DAK is primarily a modelers group dedicated to building scale AFVs with a flair for the unique and a desire to innovate.  Dave Jones has chosen a triple challenge shoehorning a working battle system into a really small, semi tracked package.  “we need more light (class) vehicles!”  He has scavenged parts from many sources!


Cutting a Hanomag down to size

  The vehicle used both tracks and wheels to steer. The steering system employed only the wheel for shallow turns,  but brakes would be applied to the tracks the farther the driver turned the steering wheel. The drive sprocket had rollers rather than teeth. The rear suspension consisted of four double road wheels mounted on swing arms that were sprung by torsion bars. A rear idler wheel controlled track tension. The front wheels had transversely mounted leaf springs and shock absorbers, the only ones on the vehicle, to dampen impacts.  The Sd.Kfz. 250 was unique among German half-track designs as it and its parent Sd.Kfz. 10 used a hull rather than a frame.

  The Germans used the vehicle for many roles. The basic variant mounted one or two MG34 machine guns.

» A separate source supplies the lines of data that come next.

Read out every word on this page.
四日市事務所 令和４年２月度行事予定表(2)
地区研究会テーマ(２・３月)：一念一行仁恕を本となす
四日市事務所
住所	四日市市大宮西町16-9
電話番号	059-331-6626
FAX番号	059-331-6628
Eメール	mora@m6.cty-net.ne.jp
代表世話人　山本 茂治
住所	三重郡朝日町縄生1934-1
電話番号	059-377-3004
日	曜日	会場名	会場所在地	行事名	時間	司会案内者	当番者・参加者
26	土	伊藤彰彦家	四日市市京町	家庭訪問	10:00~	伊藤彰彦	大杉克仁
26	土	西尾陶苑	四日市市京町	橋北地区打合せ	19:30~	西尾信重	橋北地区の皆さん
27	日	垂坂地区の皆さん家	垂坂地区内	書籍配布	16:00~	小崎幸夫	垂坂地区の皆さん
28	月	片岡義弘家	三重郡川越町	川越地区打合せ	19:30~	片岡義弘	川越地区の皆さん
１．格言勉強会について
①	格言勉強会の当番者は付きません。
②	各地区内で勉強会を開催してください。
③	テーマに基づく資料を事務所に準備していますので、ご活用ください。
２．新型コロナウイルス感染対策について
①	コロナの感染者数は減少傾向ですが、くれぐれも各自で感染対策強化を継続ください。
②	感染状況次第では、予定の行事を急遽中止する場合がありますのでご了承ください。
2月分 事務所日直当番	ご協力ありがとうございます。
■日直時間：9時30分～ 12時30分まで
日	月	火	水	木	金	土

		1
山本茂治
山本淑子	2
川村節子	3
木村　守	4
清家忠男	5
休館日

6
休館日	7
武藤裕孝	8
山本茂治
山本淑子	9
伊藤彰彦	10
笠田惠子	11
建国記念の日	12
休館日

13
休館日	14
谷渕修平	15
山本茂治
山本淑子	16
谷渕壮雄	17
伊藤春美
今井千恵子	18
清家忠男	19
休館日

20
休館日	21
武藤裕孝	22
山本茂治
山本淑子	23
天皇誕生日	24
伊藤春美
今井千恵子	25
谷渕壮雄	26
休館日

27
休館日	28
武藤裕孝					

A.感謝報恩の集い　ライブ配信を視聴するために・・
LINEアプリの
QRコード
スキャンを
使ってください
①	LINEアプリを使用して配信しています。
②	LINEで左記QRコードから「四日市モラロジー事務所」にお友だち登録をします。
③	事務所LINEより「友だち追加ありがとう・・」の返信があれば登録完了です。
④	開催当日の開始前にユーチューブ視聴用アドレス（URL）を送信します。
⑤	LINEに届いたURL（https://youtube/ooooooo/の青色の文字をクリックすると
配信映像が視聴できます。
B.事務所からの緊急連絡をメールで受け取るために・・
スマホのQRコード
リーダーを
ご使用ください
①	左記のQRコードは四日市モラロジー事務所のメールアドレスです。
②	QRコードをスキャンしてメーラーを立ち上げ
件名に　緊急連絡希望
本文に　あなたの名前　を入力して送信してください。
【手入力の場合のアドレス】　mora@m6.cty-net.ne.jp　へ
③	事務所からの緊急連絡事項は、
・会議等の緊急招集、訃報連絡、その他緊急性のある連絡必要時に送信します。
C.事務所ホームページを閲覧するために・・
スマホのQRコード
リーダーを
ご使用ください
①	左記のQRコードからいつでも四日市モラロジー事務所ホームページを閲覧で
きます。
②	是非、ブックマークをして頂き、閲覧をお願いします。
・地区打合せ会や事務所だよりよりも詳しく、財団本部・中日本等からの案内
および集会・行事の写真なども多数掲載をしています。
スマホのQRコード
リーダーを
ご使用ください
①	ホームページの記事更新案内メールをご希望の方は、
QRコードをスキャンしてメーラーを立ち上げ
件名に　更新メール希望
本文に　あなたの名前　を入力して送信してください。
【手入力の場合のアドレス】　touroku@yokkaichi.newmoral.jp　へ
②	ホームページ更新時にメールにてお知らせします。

Later variants carried 20mm, 37mm, and even 75mm guns.  The 250/3 and 250/5 were command variants, both equipped with fewer seats and with long-range radio equipment. The most famous was the 250/3 “Greif” used by Field Marshal Erwin Rommel. Early versions had large 'bed-frame' antennas that were easy to spot at long range, making them more vulnerable to artillery fire. In later variants the Germans dispensed with this antenna and used a whip antenna instead.

  The 250/9 variant depicted in this RC Project was a reconnaissance variant with a 20mm KwK 38 auto cannon and a coaxial MG34 or MG42 in a low, open topped turret that was identical to the Sd.Kfz.222 armored car and the sdkfz-234/1 armored car. The 250/9 weighed 6.02 tons and carried a crew of three. The vehicle carried about 100 rounds of 20mm ammunition for the KwK38 main gun. The German Army ordered 30 of these 250 variants in March 1942.  In the same year three prototypes were sent to Russia to see if the vehicle’s cross-country performance was better then that of the wheeled armored cars then in use.  After these trials, the Germans discontinued production of the Sd.Kfz.222 and replaced it with the Sd.Kfz.250/9.

  The Sd.Kfz. 250 was a light armored halftrack, similar in appearance to the larger Sd.Kfz.251, designed by Hanomag and built by DEMAG.  Versus U.S. halftracks, the 250 series was less mobile, with unpowered front wheels. Its tracks made it far more mobile than the armored cars it replaced, and it was a popular vehicle. Most were open-topped and had a single door in the rear. The Sd.Kfz.250 was adopted in 1939 to but production delays meant they did not appear until mid-1941, after the Polish and French campaigns.

  A Maybach 6-cylinder, water-cooled, 4.17-liter (254 cu in) HL 42 TRKM gasoline engine developing 100 HP powered the 250. The vehicle had a semi-automatic Maybach VG 102 128 H transmission with 7 forward and 3 reverse gears, with a top speed of 76 km/h (47 mph), but the driver was cautioned not to exceed 65 km/h (40 mph).